Most of the women, I decided, would have looked better in clothes, preferably togas. If this was what the preachers had been worrying about all these years, then they had been barking up the wrong tree; it was nothing to arouse the happy old beast in men. The total effect was depressing. That was my first impression—but before I got to my destination even that had worn off. Ugly bodies weren’t any more noticeable than ugly taxicabs; the eye discounted them automatically. And so it appeared to be with everybody else, too; those on the streets seemed to have acquired utter indifference. Maybe Schedule Bare Back got them ready for it.

One thing I did not notice consciously until much later: after the first block I was unaware of my own nakedness. I noticed other people long after I had forgotten my own bare skin. Somehow, some way, the American community had been all wrong about the modesty taboo and had been wrong for centuries.

When tackled firmly, it was as empty as the ghost that turns out to be a flapping window drape. It did not mean a thing, either pro or con, moral or immoral. Skin was skin and what of it?

I was let in to see the Old Man at once. He looked up and growled, “You’re late.”

I answered, “Where’s Mary?”

“In the infirmary, getting treated and dictating her report. Let’s see your hands.”

“I’ll show them to the doctor, thanks,” I replied, making no move to take off the gloves. “What’s up?”

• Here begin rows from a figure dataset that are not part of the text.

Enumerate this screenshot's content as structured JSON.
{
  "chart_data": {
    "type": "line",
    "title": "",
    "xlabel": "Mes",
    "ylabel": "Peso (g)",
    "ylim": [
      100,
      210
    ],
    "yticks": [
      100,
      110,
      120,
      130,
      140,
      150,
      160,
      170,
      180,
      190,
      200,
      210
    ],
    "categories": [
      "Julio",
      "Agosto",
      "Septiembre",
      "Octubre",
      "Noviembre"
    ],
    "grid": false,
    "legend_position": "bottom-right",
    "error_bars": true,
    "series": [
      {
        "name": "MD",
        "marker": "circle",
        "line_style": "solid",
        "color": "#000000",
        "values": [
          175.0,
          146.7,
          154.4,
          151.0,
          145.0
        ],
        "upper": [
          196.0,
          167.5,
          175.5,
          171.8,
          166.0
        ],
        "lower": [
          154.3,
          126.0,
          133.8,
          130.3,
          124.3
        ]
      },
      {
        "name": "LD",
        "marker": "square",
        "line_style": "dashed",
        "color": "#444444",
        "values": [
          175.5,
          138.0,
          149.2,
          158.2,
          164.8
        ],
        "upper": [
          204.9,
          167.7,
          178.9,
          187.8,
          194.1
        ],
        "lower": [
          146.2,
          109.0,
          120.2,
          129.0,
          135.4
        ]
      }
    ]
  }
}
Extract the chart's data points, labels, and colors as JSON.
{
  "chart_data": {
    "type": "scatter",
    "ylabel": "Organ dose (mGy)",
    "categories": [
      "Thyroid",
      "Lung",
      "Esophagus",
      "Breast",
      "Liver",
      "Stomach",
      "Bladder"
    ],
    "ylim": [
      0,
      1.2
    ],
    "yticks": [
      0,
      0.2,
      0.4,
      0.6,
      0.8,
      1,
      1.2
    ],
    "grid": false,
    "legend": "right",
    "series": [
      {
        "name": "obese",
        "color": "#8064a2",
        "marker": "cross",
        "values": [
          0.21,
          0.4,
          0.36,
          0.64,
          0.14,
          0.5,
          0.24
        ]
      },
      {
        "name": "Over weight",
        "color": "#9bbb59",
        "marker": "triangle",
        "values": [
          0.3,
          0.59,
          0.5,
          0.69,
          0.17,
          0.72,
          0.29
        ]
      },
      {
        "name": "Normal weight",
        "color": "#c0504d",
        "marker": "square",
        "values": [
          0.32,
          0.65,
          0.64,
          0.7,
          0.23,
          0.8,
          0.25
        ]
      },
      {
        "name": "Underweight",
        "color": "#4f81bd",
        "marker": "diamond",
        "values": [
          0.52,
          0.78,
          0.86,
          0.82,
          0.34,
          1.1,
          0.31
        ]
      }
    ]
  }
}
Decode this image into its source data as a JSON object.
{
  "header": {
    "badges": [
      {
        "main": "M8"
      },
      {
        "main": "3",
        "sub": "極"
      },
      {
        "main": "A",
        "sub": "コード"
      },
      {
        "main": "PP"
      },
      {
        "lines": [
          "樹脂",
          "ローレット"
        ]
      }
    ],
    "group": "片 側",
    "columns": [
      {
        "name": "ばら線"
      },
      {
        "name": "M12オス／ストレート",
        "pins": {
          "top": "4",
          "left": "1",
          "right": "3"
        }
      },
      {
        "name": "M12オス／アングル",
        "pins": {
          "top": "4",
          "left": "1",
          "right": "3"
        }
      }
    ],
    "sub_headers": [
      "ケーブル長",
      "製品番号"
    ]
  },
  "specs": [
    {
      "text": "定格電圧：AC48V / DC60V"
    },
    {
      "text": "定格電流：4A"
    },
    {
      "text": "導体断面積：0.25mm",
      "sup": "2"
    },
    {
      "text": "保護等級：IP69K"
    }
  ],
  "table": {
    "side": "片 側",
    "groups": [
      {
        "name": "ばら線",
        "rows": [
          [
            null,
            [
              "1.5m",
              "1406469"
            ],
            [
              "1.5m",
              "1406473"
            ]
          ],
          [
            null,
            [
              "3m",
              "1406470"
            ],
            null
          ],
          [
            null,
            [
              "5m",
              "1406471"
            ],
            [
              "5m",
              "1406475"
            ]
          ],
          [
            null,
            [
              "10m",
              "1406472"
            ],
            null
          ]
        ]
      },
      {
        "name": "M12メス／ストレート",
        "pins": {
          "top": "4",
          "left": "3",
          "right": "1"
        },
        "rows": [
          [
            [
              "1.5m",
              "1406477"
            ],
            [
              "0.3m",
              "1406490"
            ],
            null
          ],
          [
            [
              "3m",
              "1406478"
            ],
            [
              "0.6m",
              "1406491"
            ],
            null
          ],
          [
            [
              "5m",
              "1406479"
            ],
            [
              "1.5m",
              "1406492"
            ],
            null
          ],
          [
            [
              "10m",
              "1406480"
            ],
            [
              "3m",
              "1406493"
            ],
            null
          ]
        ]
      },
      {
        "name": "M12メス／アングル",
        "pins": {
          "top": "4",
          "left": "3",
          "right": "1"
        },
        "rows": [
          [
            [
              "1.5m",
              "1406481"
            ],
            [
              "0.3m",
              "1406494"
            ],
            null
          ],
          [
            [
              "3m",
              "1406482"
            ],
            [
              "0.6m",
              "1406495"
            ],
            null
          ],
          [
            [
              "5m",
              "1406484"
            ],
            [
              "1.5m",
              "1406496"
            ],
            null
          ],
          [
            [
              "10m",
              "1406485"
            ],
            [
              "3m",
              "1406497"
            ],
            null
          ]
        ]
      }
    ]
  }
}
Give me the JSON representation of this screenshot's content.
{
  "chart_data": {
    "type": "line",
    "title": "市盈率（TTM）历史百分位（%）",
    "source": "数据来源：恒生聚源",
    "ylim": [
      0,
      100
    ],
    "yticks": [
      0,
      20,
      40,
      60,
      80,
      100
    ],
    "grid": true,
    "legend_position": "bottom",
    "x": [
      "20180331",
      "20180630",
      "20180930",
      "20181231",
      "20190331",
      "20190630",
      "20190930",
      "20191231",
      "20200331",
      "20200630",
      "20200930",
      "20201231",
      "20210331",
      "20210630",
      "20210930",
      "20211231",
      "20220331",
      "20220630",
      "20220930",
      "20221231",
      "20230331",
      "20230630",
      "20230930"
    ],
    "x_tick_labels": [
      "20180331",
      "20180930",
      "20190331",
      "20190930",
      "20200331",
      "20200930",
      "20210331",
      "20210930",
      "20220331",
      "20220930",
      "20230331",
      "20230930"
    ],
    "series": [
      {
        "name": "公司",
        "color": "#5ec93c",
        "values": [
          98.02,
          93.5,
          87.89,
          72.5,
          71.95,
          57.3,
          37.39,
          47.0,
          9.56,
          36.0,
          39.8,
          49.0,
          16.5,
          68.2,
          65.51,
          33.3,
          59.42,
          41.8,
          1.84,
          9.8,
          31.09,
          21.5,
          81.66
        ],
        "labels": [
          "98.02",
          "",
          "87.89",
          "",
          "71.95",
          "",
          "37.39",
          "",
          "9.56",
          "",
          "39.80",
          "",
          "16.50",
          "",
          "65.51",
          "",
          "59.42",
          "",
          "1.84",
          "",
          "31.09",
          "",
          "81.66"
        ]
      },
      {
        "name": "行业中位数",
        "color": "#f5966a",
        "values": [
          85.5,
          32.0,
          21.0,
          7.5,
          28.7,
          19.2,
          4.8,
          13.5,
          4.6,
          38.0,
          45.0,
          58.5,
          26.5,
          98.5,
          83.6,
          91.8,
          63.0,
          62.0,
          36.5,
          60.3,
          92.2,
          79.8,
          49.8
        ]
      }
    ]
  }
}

“If you would ever bother to listen to a newscast,” he grumbled, “you would know what was up.”

XXIV

I’m glad I had not looked at a newscast; our honeymoon would never have gotten to first base. While Mary and I had each been telling the other how wonderful the other one was the war had almost been lost—and I was not sure about that “almost”. My suspicion that the slugs could, if necessary, hide themselves on any part of the body and still control hosts had proved to be right—but I had guessed that from my own experience on the streets. It had been proved by experiments at the National Zoo before Mary and I had holed up on the mountain, although I had not seen the report. I suppose the Old Man knew it; certainly the President knew it and the other top VIPs.